Minder hoge kosten voor de samenleving
Minister Van Quickenborne werkte daarom een wetsontwerp uit om de onbetaalde minnelijke schikkingen veel beter te innen zonder hoge kosten voor de samenleving. Dit zal gebeuren via het principe van het ‘bevel tot betalen’, naar analogie met de minnelijke schikkingen voor verkeersmisdrijven. Deze manier van werken in verkeerszaken heeft bewezen dat een consequente vervolging van onbetaalde boetes leidt tot een vermindering van de straffeloosheid, een verhoogde veiligheid op de weg, een hogere graad van vrijwillige betaling en een gelijke behandeling van alle overtreders.
Door de invoering van het ‘bevel tot betalen’ zal het parket de wanbetaler niet langer moeten dagvaarden voor de rechtbank.
Na het verlopen van de betaaltermijn en die van de herinnering zal voortaan een bevel tot betalen worden opgestuurd. Dit is in de eerste plaats opnieuw een uitnodiging om tot betaling over te gaan. Indien de overtreder opnieuw verzaakt aan de betaling, na de derde verwittiging dus, kan de FOD Financiën overgaan tot een gedwongen invordering. Dit gebeurt onder meer door het boetebedrag af te houden van een teruggave van de belastingen, loonbeslag bij de werkgever, beslag te leggen op huurinkomsten of in het uiterste geval zelfs via beslag door een deurwaarder.
Sluitstuk van de ketting
De beoogde wetswijziging verandert niets aan de procedure van de minnelijke schikking, maar zorgt voor een sluitstuk op het einde van de ketting. Beroep aantekenen tegen het bevel tot betalen kan natuurlijk nog steeds, waarop het dossier alsnog voor de rechtbank komt. Zo blijven de rechten van de verdediging te allen tijde gevrijwaard, zoals het Grondwettelijk Hof reeds driemaal bevestigde. Daarnaast is het mogelijk om een afbetalingsplan te vragen.

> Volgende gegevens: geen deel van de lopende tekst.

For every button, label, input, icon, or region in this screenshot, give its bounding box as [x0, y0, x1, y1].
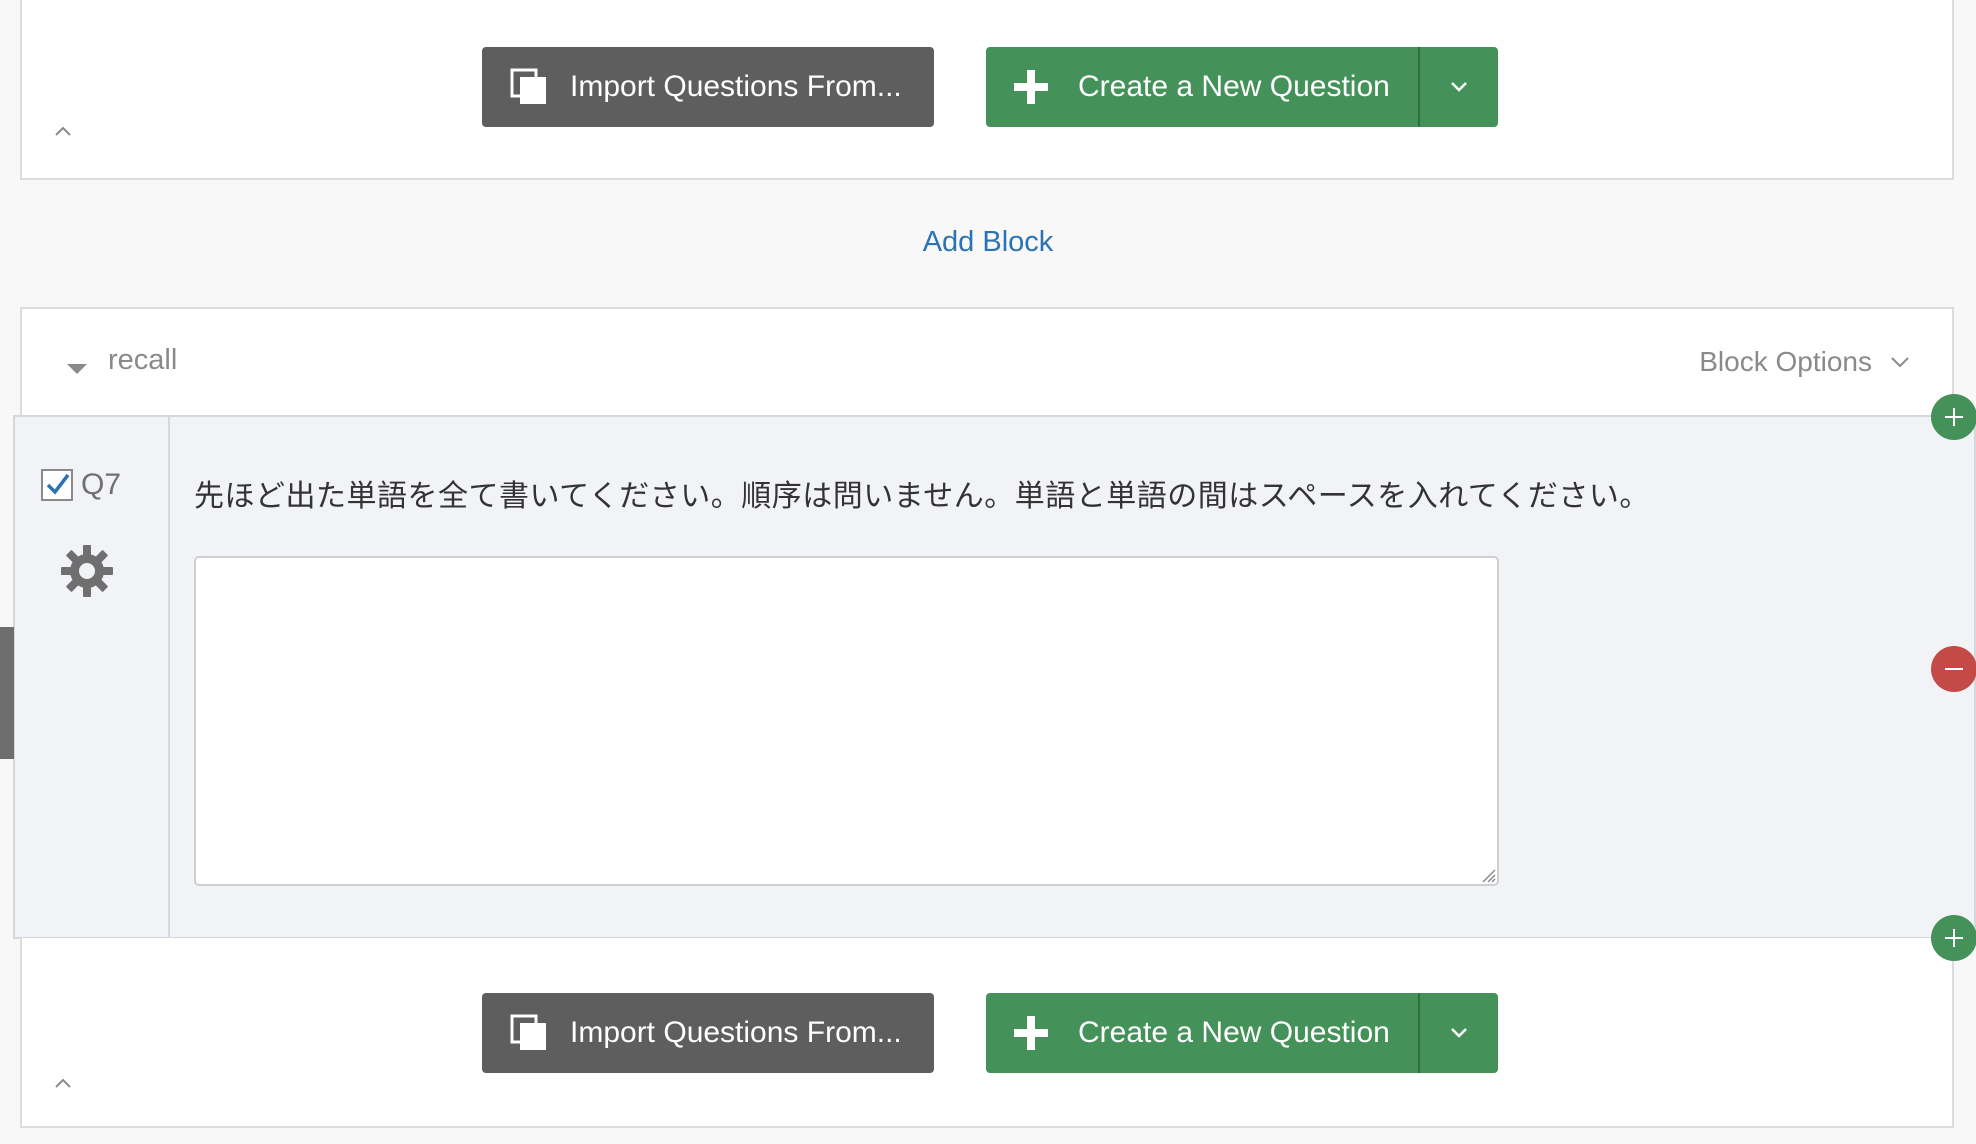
chevron-up-icon[interactable]	[52, 1072, 74, 1094]
checkmark-icon	[46, 473, 70, 495]
resize-grip-icon[interactable]	[1481, 868, 1497, 884]
plus-icon	[1945, 929, 1963, 947]
import-questions-button[interactable]: Import Questions From...	[482, 47, 934, 127]
chevron-down-icon	[1891, 357, 1909, 368]
question-number: Q7	[81, 468, 122, 501]
question-type-dropdown-button[interactable]	[1420, 47, 1498, 127]
plus-icon	[1014, 70, 1048, 104]
answer-text-entry[interactable]	[194, 556, 1499, 886]
create-new-question-label: Create a New Question	[1078, 1016, 1390, 1049]
copy-pages-icon	[510, 68, 546, 104]
chevron-up-icon[interactable]	[52, 120, 74, 142]
create-question-group: Create a New Question	[986, 993, 1498, 1073]
copy-pages-icon	[510, 1014, 546, 1050]
import-questions-label: Import Questions From...	[570, 1016, 902, 1049]
create-question-group: Create a New Question	[986, 47, 1498, 127]
chevron-down-icon	[1451, 82, 1467, 92]
remove-question-button[interactable]	[1931, 646, 1976, 692]
create-new-question-button[interactable]: Create a New Question	[986, 993, 1418, 1073]
create-new-question-button[interactable]: Create a New Question	[986, 47, 1418, 127]
question-body: 先ほど出た単語を全て書いてください。順序は問いません。単語と単語の間はスペースを…	[170, 417, 1974, 937]
question-gutter: Q7	[15, 417, 170, 937]
block-options-menu[interactable]: Block Options	[1699, 346, 1912, 378]
plus-icon	[1014, 1016, 1048, 1050]
recall-block-footer: Import Questions From... Create a New Qu…	[20, 938, 1954, 1128]
add-question-above-button[interactable]	[1931, 394, 1976, 440]
caret-down-icon[interactable]	[64, 355, 90, 381]
add-block-link[interactable]: Add Block	[0, 226, 1976, 259]
question-type-dropdown-button[interactable]	[1420, 993, 1498, 1073]
create-new-question-label: Create a New Question	[1078, 70, 1390, 103]
add-question-below-button[interactable]	[1931, 915, 1976, 961]
block-name[interactable]: recall	[108, 344, 177, 377]
import-questions-button[interactable]: Import Questions From...	[482, 993, 934, 1073]
import-questions-label: Import Questions From...	[570, 70, 902, 103]
question-select-checkbox[interactable]	[41, 469, 73, 501]
question-q7[interactable]: Q7 先ほど出た単語を全て書いてください。順序は問いません。単語と単語の間はスペ…	[13, 415, 1976, 939]
previous-block-footer: Import Questions From... Create a New Qu…	[20, 0, 1954, 180]
question-move-handle[interactable]	[0, 627, 14, 759]
question-text[interactable]: 先ほど出た単語を全て書いてください。順序は問いません。単語と単語の間はスペースを…	[194, 471, 1650, 515]
block-options-label: Block Options	[1699, 346, 1872, 377]
plus-icon	[1945, 408, 1963, 426]
gear-icon[interactable]	[59, 543, 115, 599]
minus-icon	[1945, 668, 1963, 670]
chevron-down-icon	[1451, 1028, 1467, 1038]
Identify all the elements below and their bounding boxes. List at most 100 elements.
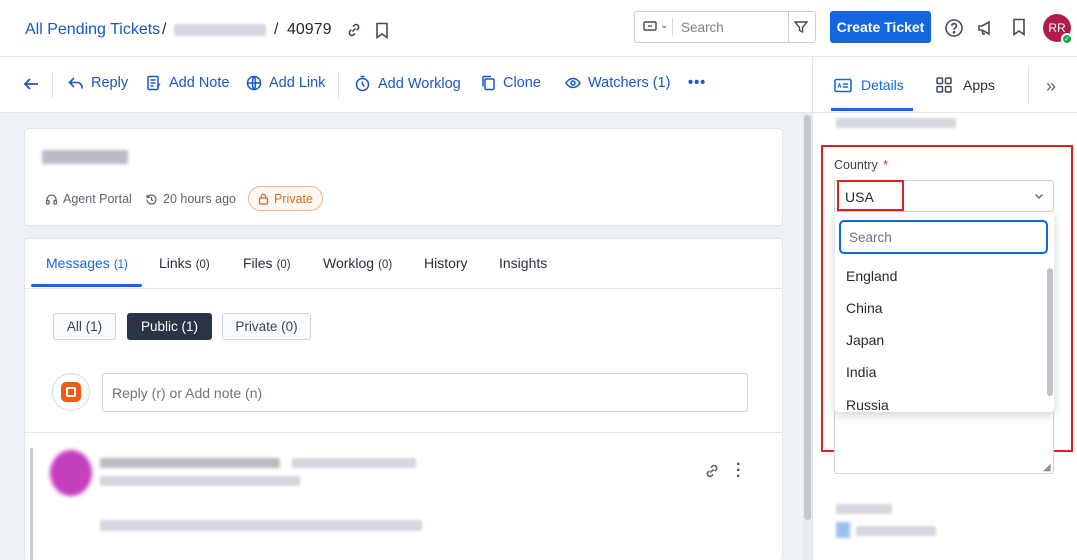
redacted-sender-name bbox=[100, 458, 280, 468]
note-icon bbox=[147, 75, 161, 91]
tab-history[interactable]: History bbox=[424, 255, 468, 271]
link-icon[interactable] bbox=[704, 463, 720, 479]
private-badge-label: Private bbox=[274, 191, 313, 206]
field-textarea[interactable] bbox=[834, 410, 1054, 474]
redacted-message-body bbox=[100, 520, 422, 531]
add-link-button[interactable]: Add Link bbox=[246, 75, 325, 91]
country-option[interactable]: India bbox=[846, 364, 876, 380]
filter-icon[interactable] bbox=[794, 20, 808, 34]
tab-files[interactable]: Files (0) bbox=[243, 255, 291, 271]
kebab-menu-icon[interactable]: · · · bbox=[736, 457, 741, 485]
brand-logo-icon bbox=[52, 373, 90, 411]
ticket-id: 40979 bbox=[287, 21, 332, 38]
top-bar: All Pending Tickets / / 40979 ⌄ Search C… bbox=[0, 0, 1077, 57]
filter-all-button[interactable]: All (1) bbox=[53, 313, 116, 340]
tab-label: Links bbox=[159, 255, 192, 271]
tab-worklog[interactable]: Worklog (0) bbox=[323, 255, 392, 271]
online-status-icon: ✓ bbox=[1061, 33, 1073, 45]
link-icon[interactable] bbox=[344, 20, 364, 40]
country-option[interactable]: China bbox=[846, 300, 883, 316]
add-worklog-button[interactable]: Add Worklog bbox=[354, 75, 461, 92]
ticket-age: 20 hours ago bbox=[145, 192, 236, 206]
divider bbox=[338, 72, 339, 98]
redacted-avatar bbox=[836, 522, 850, 538]
reply-button[interactable]: Reply bbox=[68, 75, 128, 91]
tab-insights[interactable]: Insights bbox=[499, 255, 547, 271]
details-card-icon bbox=[834, 78, 852, 92]
tab-count: (0) bbox=[378, 259, 393, 271]
history-clock-icon bbox=[146, 193, 157, 205]
dropdown-scrollbar-thumb[interactable] bbox=[1047, 268, 1053, 396]
filter-public-button[interactable]: Public (1) bbox=[127, 313, 212, 340]
more-options-button[interactable]: ••• bbox=[688, 75, 706, 91]
chevron-down-icon[interactable] bbox=[1034, 188, 1044, 206]
dropdown-search-input[interactable]: Search bbox=[839, 220, 1048, 254]
add-note-label: Add Note bbox=[169, 75, 230, 91]
stopwatch-icon bbox=[355, 75, 370, 92]
add-note-button[interactable]: Add Note bbox=[146, 75, 229, 91]
country-label-text: Country bbox=[834, 158, 878, 172]
announcement-icon[interactable] bbox=[976, 18, 996, 38]
country-option[interactable]: Russia bbox=[846, 397, 889, 413]
redacted-field-label bbox=[836, 118, 956, 128]
headset-icon bbox=[45, 193, 58, 205]
tab-links[interactable]: Links (0) bbox=[159, 255, 210, 271]
main-scrollbar-thumb[interactable] bbox=[804, 115, 811, 520]
divider bbox=[1028, 66, 1029, 104]
redacted-breadcrumb bbox=[174, 24, 266, 36]
eye-icon bbox=[565, 77, 581, 89]
clone-button[interactable]: Clone bbox=[481, 75, 541, 91]
tab-apps-label: Apps bbox=[963, 77, 995, 93]
tab-label: Insights bbox=[499, 255, 548, 271]
watchers-button[interactable]: Watchers (1) bbox=[565, 75, 670, 91]
redacted-field-value bbox=[856, 526, 936, 536]
back-arrow-icon[interactable] bbox=[22, 76, 40, 92]
redacted-sender-email bbox=[292, 458, 416, 468]
divider bbox=[52, 72, 53, 98]
tab-label: Messages bbox=[46, 255, 110, 271]
clone-icon bbox=[482, 75, 495, 91]
create-ticket-button[interactable]: Create Ticket bbox=[830, 11, 931, 43]
global-search-box[interactable]: ⌄ Search bbox=[634, 11, 816, 43]
apps-grid-icon bbox=[936, 77, 952, 93]
tab-details[interactable]: Details bbox=[834, 77, 904, 93]
reply-label: Reply bbox=[91, 75, 129, 91]
message-thread-line bbox=[30, 448, 33, 560]
private-badge: Private bbox=[248, 186, 323, 211]
tab-count: (0) bbox=[276, 259, 291, 271]
country-option[interactable]: England bbox=[846, 268, 897, 284]
tab-label: History bbox=[424, 255, 468, 271]
reply-icon bbox=[68, 77, 83, 89]
tab-apps[interactable]: Apps bbox=[936, 77, 995, 93]
clone-label: Clone bbox=[503, 75, 541, 91]
divider bbox=[25, 288, 782, 289]
country-option[interactable]: Japan bbox=[846, 332, 884, 348]
collapse-panel-icon[interactable]: » bbox=[1046, 76, 1056, 97]
breadcrumb-separator: / bbox=[274, 21, 279, 38]
tab-label: Files bbox=[243, 255, 273, 271]
bookmark-icon[interactable] bbox=[1012, 18, 1026, 36]
filter-private-button[interactable]: Private (0) bbox=[222, 313, 311, 340]
ticket-header-card bbox=[24, 128, 783, 226]
redacted-ticket-title bbox=[42, 150, 128, 164]
resize-handle-icon[interactable]: ◢ bbox=[1043, 462, 1051, 473]
divider bbox=[25, 432, 782, 433]
selected-value-highlight bbox=[837, 180, 904, 211]
tab-messages[interactable]: Messages (1) bbox=[46, 255, 128, 271]
divider bbox=[788, 12, 789, 42]
ticket-type-icon[interactable] bbox=[643, 20, 657, 32]
help-icon[interactable] bbox=[944, 18, 964, 38]
tab-count: (1) bbox=[113, 259, 128, 271]
lock-icon bbox=[258, 193, 269, 205]
redacted-field-label bbox=[836, 504, 892, 514]
ticket-age-label: 20 hours ago bbox=[163, 192, 236, 206]
tab-count: (0) bbox=[195, 259, 210, 271]
active-tab-indicator bbox=[831, 108, 913, 111]
breadcrumb-all-pending-tickets[interactable]: All Pending Tickets bbox=[25, 21, 160, 39]
chevron-down-icon[interactable]: ⌄ bbox=[660, 20, 668, 31]
reply-input[interactable]: Reply (r) or Add note (n) bbox=[102, 373, 748, 412]
search-input[interactable]: Search bbox=[681, 20, 724, 35]
bookmark-icon[interactable] bbox=[372, 20, 392, 40]
active-tab-indicator bbox=[31, 284, 142, 287]
redacted-message-meta bbox=[100, 476, 300, 486]
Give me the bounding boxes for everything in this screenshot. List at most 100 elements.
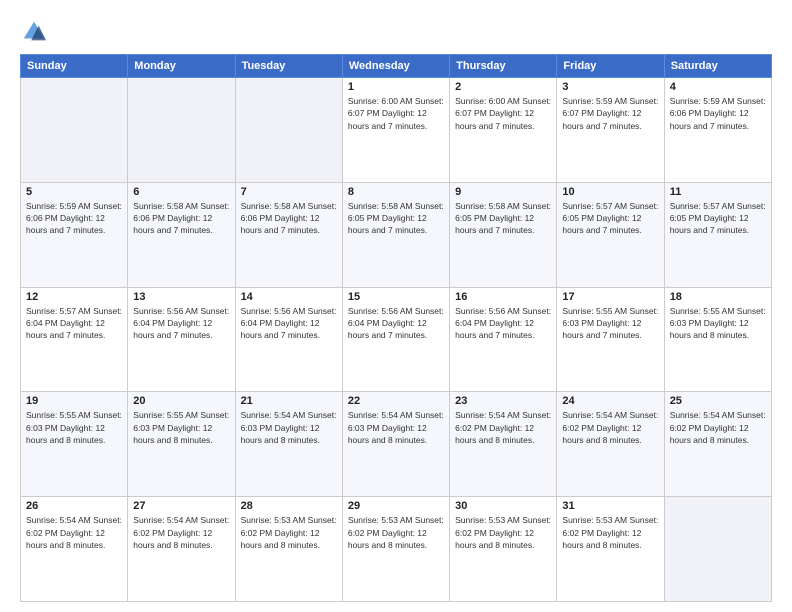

Het Openbaar Ministerie zal dus voortaan alle minnelijke schikkingen voor misdrijven met een maximumbedrag van 750 euro kunnen omzetten in een bevel tot betalen. Indien minnelijke schikkingen hoger dan dit bedrag niet betaald worden, zullen deze dossiers wel nog voor de rechtbank moeten komen in plaats van het overgaan tot een bevel tot betalen.
Bovendien wordt het proces volledig gedigitaliseerd. Dit gebeurt door deze bevelen tot betalen op te nemen in het boeteplatform van Justitie dat de voorbije jaren haar performantie heeft bewezen. Hierdoor zal ook de overdracht naar de FOD Financiën volledig digitaal kunnen verlopen. Mensen die niet over een computer beschikken, kunnen terecht bij het performante call-center van de dienst Crossborder.
Sinds begin dit jaar heeft Justitie bovendien afbetalingsplannen mogelijk gemaakt.
Het wetsontwerp van minister Van Quickenborne werd vandaag in 1e lezing goedgekeurd door de commissie Justitie van het federaal parlement.
Vincent Van Quickenborne, minister van Justitie: “We proberen alle vormen van straffeloosheid binnen Justitie aan te pakken. Zo blijven 30% van de minnelijke schikkingen onbetaald. Hierdoor moeten deze dossiers alsnog naar de rechtbank en moeten die veel tijd, mensen en middelen steken in het opvolgen van wanbetalers. Net zoals we met de verkeersboetes doen, zorgen we er nu voor dat de FOD Financiën deze minnelijke schikkingen kan innen zonder dat de rechtbanken overbelast worden. Toch blijven de rechten van de verdediging gevrijwaard want beroep aantekenen kan natuurlijk nog steeds.”